The analysis shows that the appearance is misleading. The weakness in futures does not reflect a lack of real demand – it reflects a reset in derivatives, an accounting of the leveraged long surplus that has accumulated during previous rallies. Below this reset, spot buyers have been quietly absorbing supply throughout.

The discrepancy is a signal. Which side turns out to be true is the question that the next directional move will answer.

The futures market is not bearish. It is being cleaned.

The scale of the futures divergence gives the current setup its structural definition. While Spot CVD surged $310 million into the positive direction, Binance Perpetual CVD moved in the opposite direction with almost identical strength – falling from -$65 million on March 19 to approximately -$392 million by April 24, deepening net selling pressure by approximately $327 million. Two forces of almost equal magnitude pull in opposite directions simultaneously.

Eternal data requires careful interpretation. Net selling of futures on this scale could mean one of two things: genuine bearishness on the part of informed participants, or the mechanical removal of excess leverage from a market that has accumulated too many crowded long positions. Liquidation figures since April 18 make it clear what is happening. Long liquidations have dominated XRP’s derivatives activity – forced exits from overleveraged positions rather than deliberate short-side bets against the asset.

XRP Exchange Liquidation Rates | Source: CryptoQuant
XRP Exchange Liquidation Rates | Source: CryptoQuant

This distinction changes everything. Each long liquidation removes a frail position from the market and replaces it with a more stable pricing structure. The recent low positioning that occurred helped to normalize funding rates towards neutral, which is exactly what a fit reset of derivatives looks like before the market tries to move higher.

What the CryptoQuant report describes is not a market under constant bear attack. This is a market that carries out internal cleaning, which usually precedes the next directional stage. Buyers in the spot market absorb supply from one side. Derivatives flush excess leverage from the other side. Once both processes are complete, the remaining structure is usually much more hard-wearing than what existed before the reset began.
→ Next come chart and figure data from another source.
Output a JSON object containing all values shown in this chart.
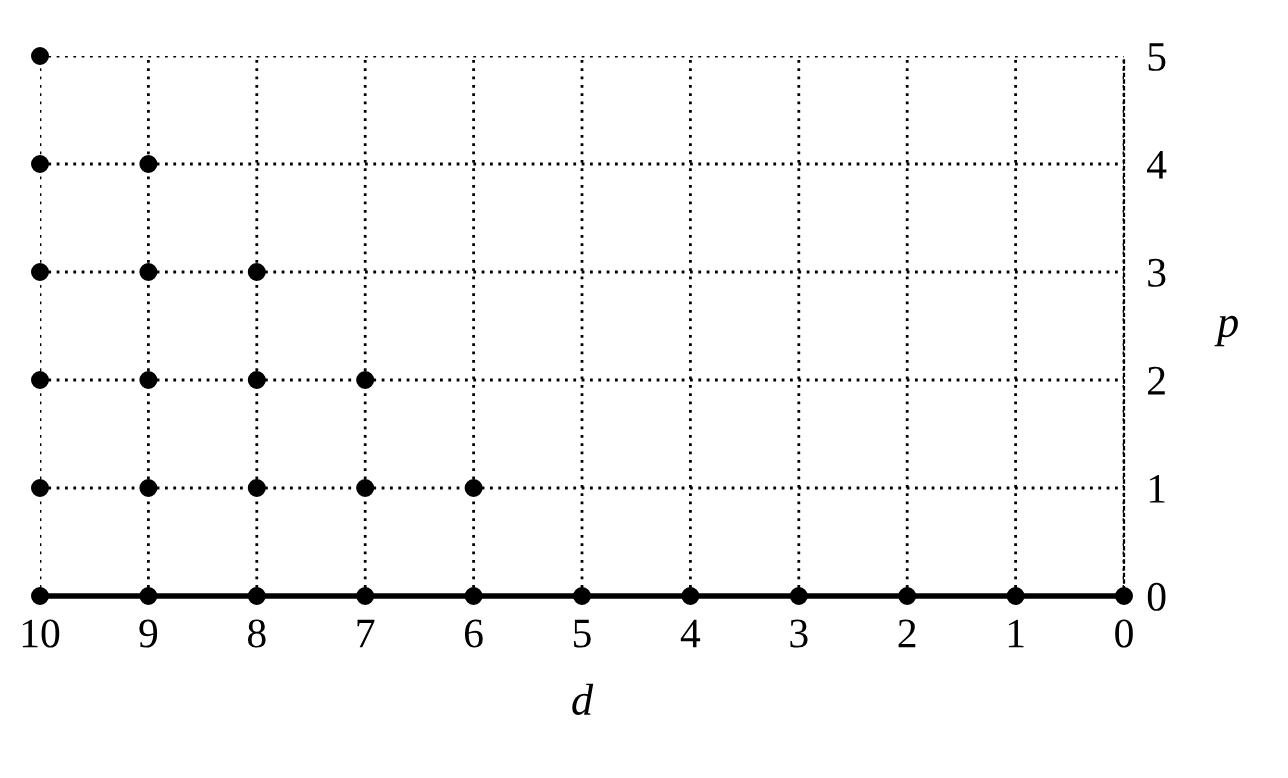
{
  "chart_data": {
    "type": "scatter",
    "xlabel": "d",
    "ylabel": "p",
    "series": [
      {
        "color": "#000000",
        "x": [
          0,
          1,
          2,
          3,
          4,
          5,
          6,
          7,
          8,
          9,
          10,
          6,
          7,
          8,
          9,
          10,
          7,
          8,
          9,
          10,
          8,
          9,
          10,
          9,
          10,
          10
        ],
        "values": [
          0,
          0,
          0,
          0,
          0,
          0,
          0,
          0,
          0,
          0,
          0,
          1,
          1,
          1,
          1,
          1,
          2,
          2,
          2,
          2,
          3,
          3,
          3,
          4,
          4,
          5
        ]
      }
    ],
    "xlim": [
      10,
      0
    ],
    "ylim": [
      0,
      5
    ],
    "xticks": [
      10,
      9,
      8,
      7,
      6,
      5,
      4,
      3,
      2,
      1,
      0
    ],
    "yticks": [
      0,
      1,
      2,
      3,
      4,
      5
    ],
    "grid": true,
    "marker": "circle",
    "legend": false
  }
}
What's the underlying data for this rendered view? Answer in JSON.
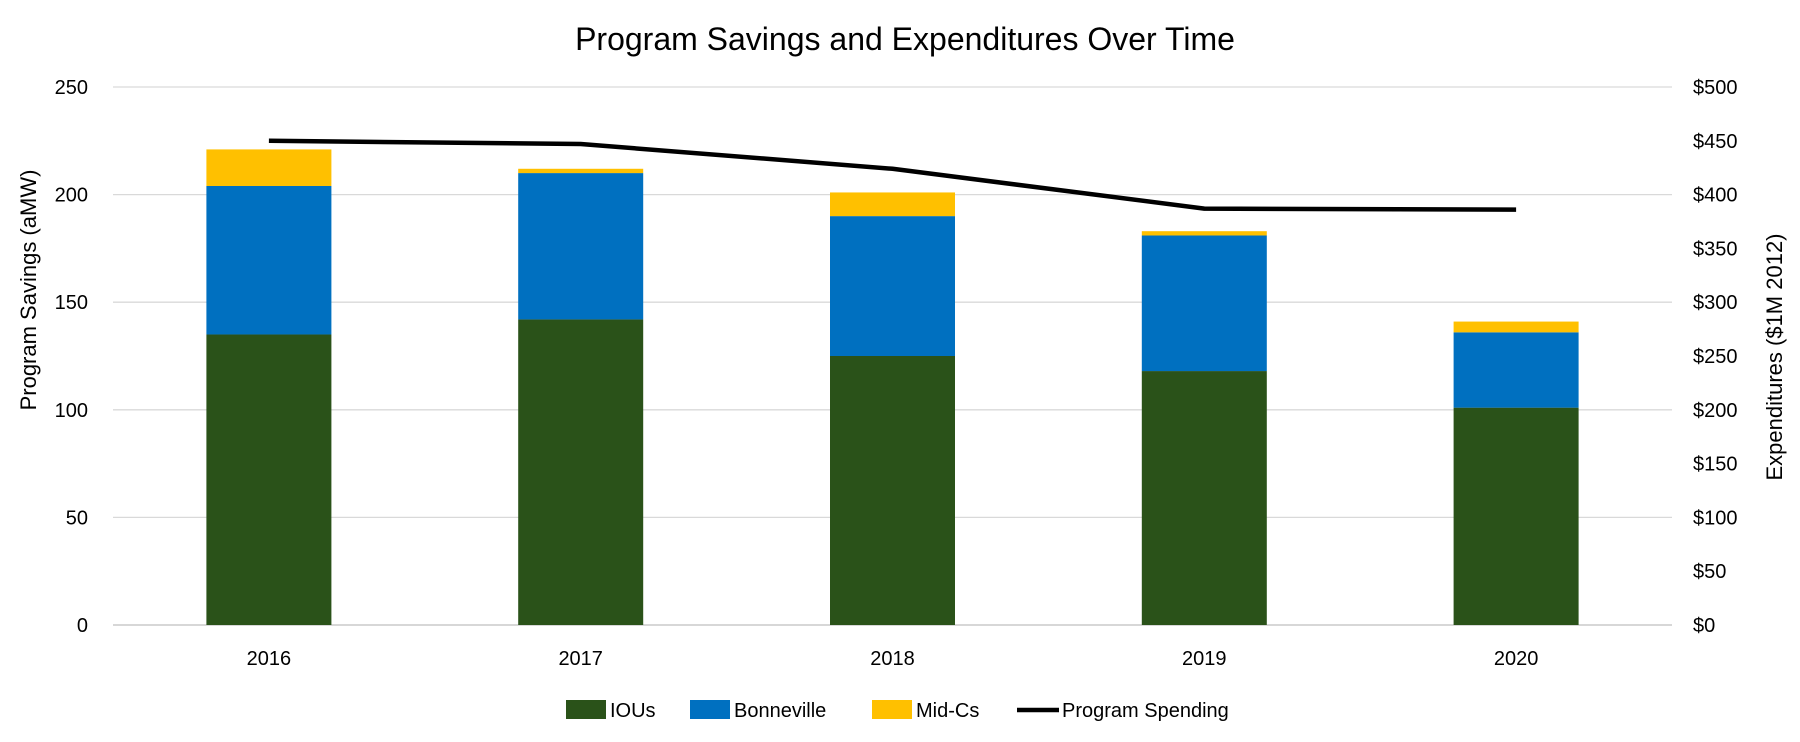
{
  "chart_data": {
    "type": "bar",
    "stacked": true,
    "title": "Program Savings and Expenditures Over Time",
    "categories": [
      "2016",
      "2017",
      "2018",
      "2019",
      "2020"
    ],
    "ylabel": "Program Savings (aMW)",
    "ylabel_right": "Expenditures ($1M 2012)",
    "ylim": [
      0,
      250
    ],
    "yticks": [
      0,
      50,
      100,
      150,
      200,
      250
    ],
    "ylim_right": [
      0,
      500
    ],
    "yticks_right": [
      "$0",
      "$50",
      "$100",
      "$150",
      "$200",
      "$250",
      "$300",
      "$350",
      "$400",
      "$450",
      "$500"
    ],
    "grid": true,
    "legend_position": "bottom",
    "series": [
      {
        "name": "IOUs",
        "type": "bar",
        "color": "#2A5219",
        "values": [
          135,
          142,
          125,
          118,
          101
        ]
      },
      {
        "name": "Bonneville",
        "type": "bar",
        "color": "#0070C0",
        "values": [
          69,
          68,
          65,
          63,
          35
        ]
      },
      {
        "name": "Mid-Cs",
        "type": "bar",
        "color": "#FFC000",
        "values": [
          17,
          2,
          11,
          2,
          5
        ]
      },
      {
        "name": "Program Spending",
        "type": "line",
        "axis": "right",
        "color": "#000000",
        "values": [
          450,
          447,
          424,
          387,
          386
        ]
      }
    ]
  }
}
XRP maintains range support as the market compresses towards a decision point

XRP continues to consolidate around the $1.40 level, with price action reflecting a prolonged balance following February’s pointed collapse. The chart shows a clear transition from a trend to a range-bound structure, with XRP holding for several weeks between support at around $1.30 and resistance at $1.50. This compression phase suggests that both buyers and sellers are absorbing liquidity without establishing directional control.

XRP Consolidates Above $1.40 | Source: XRPUSDT chart on TradingView
XRP Consolidates Above $1.40 | Source: XRPUSDT chart on TradingView

The recent rebound from the $1.30-$1.35 zone is significant from a technical perspective. This area has behaved as a region of constant demand, with many tests performing despite greater market volatility. The formation of slightly higher lows since mid-March indicates early accumulation, although it is not yet mighty enough to break the broader downtrend.

Overhead resistance remains well defined. Both the 50-day and 100-day moving averages are trending down and converging near the $1.50-$1.60 area, creating a energetic ceiling that has rejected recent upside attempts. Until XRP regains this zone, the structure remains neutral to bearish on the higher time frames.

Volume has declined during consolidation, which reinforces our belief that the market is waiting for a catalyst. A break above $1.50 would likely trigger an expansion towards $1.70. Failure to maintain the $1.30 level, however, would expose XRP to a deeper pullback towards the $1.10 region.